Quizá esperaba demasiado por el precio que había pagado. La cosa es que todavía conservo aquel buda. Es el que se ve en la imagen. Para mi es un recordatorio constante de la naturaleza humana y particularmente de la idiosincrasia de los españoles.
Nuestra particular picaresca nos lleva a tratar de engañar al prójimo cuando podemos, para sacar el beneficio que podamos. Cuando lo conseguimos nos sentimos genial y necesitamos compartirlo. Cuanto mayor es el engaño más listos nos sentimos. En general, cuando alguien se presta al engaño es porque percibe que el que va a resultar engañado es el otro. En los casos en los que los engañados somos nosotros, nos cuesta reconocer el error y nos inventamos lo que sea para que no parezca que nos han engañado. Incluso podemos tratar de inducir a los demás a pensar que es mejor de esa forma.
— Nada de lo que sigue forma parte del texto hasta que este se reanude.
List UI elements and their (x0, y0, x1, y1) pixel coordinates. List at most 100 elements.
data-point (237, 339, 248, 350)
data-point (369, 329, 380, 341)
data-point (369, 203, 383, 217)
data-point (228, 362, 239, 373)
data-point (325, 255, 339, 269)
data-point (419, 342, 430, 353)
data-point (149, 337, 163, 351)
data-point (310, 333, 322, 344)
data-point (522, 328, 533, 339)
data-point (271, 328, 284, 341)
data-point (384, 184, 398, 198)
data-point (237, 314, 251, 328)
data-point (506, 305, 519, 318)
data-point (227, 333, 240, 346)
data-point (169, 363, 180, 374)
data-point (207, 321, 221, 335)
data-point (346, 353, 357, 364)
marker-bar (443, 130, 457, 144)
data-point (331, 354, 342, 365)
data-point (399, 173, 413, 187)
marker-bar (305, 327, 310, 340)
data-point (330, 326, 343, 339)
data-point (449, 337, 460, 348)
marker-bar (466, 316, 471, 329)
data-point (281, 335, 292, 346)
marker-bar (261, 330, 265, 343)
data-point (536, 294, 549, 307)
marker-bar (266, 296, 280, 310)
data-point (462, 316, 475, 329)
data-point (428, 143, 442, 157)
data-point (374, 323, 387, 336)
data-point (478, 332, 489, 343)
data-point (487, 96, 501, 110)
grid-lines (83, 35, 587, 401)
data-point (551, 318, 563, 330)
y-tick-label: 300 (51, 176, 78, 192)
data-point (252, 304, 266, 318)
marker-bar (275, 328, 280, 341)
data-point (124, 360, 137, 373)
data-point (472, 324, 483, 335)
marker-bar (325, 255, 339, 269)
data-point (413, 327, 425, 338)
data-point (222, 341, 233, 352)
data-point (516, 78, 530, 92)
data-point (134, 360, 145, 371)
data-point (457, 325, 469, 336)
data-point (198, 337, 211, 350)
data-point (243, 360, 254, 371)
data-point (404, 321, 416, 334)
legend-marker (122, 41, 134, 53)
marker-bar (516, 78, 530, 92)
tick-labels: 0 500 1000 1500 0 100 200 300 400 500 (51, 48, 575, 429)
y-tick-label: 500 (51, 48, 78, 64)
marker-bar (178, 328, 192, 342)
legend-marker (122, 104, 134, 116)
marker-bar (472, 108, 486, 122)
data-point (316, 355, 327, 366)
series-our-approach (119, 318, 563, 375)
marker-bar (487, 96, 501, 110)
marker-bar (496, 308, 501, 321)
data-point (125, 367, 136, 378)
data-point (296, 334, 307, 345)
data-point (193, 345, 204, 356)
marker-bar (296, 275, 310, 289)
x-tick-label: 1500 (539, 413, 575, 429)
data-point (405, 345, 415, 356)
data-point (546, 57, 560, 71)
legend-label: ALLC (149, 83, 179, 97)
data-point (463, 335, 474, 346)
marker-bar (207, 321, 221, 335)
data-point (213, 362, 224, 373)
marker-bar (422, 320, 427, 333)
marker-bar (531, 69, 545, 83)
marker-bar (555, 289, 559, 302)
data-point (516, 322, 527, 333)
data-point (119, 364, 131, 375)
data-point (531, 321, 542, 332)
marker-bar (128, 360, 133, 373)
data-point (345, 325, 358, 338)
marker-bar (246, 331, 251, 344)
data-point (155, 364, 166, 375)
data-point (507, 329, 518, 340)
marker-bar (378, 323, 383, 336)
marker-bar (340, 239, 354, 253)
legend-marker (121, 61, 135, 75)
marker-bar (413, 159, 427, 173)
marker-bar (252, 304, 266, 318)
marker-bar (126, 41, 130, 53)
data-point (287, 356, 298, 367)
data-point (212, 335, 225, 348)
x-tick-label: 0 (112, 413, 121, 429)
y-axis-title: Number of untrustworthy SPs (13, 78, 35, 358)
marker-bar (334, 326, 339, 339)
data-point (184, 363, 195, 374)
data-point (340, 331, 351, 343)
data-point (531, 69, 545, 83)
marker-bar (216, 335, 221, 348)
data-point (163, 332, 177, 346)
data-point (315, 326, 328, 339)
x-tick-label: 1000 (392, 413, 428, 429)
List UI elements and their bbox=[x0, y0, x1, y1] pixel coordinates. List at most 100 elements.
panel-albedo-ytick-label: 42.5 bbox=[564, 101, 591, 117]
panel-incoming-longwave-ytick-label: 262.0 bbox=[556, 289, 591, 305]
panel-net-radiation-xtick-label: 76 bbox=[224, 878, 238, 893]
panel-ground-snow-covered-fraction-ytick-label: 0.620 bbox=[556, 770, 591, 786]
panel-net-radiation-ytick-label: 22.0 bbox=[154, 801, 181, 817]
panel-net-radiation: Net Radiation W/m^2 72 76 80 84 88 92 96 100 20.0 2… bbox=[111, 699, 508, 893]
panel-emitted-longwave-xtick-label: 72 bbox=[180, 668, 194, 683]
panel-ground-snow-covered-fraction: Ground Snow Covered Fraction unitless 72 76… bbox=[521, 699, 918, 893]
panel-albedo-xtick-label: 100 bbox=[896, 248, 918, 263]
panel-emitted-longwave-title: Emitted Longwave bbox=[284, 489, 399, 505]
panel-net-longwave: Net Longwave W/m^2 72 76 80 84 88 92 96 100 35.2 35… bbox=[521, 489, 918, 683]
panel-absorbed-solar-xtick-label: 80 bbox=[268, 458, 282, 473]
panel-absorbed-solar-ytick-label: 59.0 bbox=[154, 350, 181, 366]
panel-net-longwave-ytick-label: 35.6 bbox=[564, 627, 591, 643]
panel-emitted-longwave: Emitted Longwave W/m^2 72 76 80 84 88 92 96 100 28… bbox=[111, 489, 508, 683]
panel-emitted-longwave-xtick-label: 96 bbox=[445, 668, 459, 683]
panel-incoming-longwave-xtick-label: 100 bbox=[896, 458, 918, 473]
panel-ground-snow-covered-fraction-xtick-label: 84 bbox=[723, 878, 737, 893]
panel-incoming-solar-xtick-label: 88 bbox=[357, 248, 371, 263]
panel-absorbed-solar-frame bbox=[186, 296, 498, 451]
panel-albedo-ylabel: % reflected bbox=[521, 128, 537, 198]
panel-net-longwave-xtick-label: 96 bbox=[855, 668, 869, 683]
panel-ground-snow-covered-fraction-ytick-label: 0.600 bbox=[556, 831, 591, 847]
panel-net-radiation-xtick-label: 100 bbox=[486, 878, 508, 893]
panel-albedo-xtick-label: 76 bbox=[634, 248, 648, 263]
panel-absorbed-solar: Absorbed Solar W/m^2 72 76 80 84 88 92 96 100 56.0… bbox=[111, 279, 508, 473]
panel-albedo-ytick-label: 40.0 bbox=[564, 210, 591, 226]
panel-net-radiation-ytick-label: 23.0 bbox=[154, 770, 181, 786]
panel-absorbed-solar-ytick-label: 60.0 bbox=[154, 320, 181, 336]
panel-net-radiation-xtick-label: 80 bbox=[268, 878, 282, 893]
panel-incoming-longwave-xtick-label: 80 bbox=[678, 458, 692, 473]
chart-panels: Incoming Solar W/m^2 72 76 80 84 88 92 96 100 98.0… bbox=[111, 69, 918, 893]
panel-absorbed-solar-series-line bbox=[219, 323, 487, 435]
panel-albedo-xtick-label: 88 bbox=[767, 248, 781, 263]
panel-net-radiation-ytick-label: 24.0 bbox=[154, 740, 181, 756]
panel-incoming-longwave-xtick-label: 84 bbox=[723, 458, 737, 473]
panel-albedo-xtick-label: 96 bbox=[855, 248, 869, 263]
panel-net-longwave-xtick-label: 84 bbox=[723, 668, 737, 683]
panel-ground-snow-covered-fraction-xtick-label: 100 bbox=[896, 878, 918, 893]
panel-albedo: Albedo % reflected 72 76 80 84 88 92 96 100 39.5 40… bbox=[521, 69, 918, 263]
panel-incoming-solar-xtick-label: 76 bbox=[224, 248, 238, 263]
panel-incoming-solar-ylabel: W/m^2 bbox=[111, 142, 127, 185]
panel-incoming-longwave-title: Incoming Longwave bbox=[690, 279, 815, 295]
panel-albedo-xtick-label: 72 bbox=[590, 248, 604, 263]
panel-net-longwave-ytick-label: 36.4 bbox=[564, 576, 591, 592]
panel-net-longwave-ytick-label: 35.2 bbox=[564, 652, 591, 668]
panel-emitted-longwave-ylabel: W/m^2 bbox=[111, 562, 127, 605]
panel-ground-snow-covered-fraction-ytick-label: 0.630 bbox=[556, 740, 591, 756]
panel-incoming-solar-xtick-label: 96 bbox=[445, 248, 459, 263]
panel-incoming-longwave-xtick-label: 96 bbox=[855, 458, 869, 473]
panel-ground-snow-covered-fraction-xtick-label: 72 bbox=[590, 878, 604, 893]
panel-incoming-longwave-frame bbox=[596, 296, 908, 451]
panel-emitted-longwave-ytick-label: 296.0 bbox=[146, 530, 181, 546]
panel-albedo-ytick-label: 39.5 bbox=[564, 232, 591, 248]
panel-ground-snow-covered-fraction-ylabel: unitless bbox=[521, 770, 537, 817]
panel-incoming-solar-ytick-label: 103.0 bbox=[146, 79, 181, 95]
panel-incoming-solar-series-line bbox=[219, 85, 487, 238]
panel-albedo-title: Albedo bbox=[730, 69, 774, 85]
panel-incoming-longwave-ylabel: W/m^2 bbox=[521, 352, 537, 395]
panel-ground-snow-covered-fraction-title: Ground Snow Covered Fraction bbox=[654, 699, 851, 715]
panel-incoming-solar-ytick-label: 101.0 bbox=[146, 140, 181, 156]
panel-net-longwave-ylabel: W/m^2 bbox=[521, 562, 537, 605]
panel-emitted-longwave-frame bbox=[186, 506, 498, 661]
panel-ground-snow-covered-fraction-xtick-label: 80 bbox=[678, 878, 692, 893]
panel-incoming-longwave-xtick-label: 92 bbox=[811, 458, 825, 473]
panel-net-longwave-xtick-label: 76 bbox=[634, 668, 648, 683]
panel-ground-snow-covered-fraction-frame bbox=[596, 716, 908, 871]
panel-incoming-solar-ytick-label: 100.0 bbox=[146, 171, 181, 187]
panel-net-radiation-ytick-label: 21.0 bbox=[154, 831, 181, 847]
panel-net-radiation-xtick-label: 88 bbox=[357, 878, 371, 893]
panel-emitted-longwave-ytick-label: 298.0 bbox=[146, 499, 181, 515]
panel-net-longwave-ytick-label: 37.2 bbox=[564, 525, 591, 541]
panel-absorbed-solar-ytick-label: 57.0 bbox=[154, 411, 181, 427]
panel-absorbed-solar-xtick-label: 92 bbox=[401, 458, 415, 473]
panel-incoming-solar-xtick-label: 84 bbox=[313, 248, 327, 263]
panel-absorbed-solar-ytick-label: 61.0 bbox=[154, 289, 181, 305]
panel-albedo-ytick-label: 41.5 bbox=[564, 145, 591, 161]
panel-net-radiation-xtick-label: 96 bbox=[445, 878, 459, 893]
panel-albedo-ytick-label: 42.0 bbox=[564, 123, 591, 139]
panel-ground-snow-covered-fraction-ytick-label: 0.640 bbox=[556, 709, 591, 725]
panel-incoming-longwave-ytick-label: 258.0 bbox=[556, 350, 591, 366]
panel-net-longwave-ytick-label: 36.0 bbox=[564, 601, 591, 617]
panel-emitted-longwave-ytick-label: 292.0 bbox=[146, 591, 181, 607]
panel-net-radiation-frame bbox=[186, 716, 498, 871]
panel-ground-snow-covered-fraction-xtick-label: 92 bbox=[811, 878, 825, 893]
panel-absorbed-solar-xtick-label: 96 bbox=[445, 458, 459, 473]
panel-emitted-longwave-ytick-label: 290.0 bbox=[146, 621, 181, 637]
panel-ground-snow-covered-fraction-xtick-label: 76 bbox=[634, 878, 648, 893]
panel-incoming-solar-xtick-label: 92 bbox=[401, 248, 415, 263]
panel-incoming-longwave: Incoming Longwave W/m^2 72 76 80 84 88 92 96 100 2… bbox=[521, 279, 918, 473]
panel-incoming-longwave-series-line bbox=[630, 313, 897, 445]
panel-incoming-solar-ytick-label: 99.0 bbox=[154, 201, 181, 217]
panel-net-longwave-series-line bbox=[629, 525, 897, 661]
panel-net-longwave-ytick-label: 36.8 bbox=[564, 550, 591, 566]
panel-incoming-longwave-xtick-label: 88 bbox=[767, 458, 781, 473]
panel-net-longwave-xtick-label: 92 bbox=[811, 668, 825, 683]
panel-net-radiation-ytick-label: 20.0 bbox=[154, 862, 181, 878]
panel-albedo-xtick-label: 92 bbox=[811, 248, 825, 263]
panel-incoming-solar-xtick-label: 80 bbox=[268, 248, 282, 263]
Por supuesto, como en todo, hay distintos grados. Hay personas más honestas y menos honestas. Pero tenemos que reconocer que, cuando los perjudicados son entes anónimos, casi admiramos a las personas que consiguen esos grandes engaños o pelotazos. Esa idiosincrasia es muy difícil de erradicar. Pero el caso es que nos perjudica a todos. Más si cabe cuando estamos, como ahora, en crisis.
Vienen tiempos difíciles. Necesitamos poder pensar en el conjunto. Mirar a los demás como algo más parecido a nosotros mismos y no como extraños y poco más que posibles víctimas de nuestros propósitos. Si cuando ves que echan a tu vecino de su casa sales a la calle a impedirlo, te revelas; quizá puedas esperar que los demás hagan lo mismo por ti. Si lo ignoramos, cuando te toque el turno, será tarde. Nuestra manera de pensar actual ya no sirve. Tendemos a que cada uno se preocupe de sus asuntos. Lo que está pasando se debe en gran parte a nuestra forma de ser. Si lo pensamos fríamente, los políticos simplemente hacen lo mismo que los demás, con la diferencia de que ellos detentan el poder. Por lo tanto, si queremos cambiar las cosas hay que empezar por abajo. Tenemos que olvidarnos de esa mentalidad pícara y ser honestos en nuestras acciones del día a día. Debemos olvidarnos de los pelotazos y de la posibilidad de hacerse rico rápidamente y sin esfuerzo. Necesitamos pensar que España somos todos y que o la levantamos entre todos o nos hundimos todos con ella.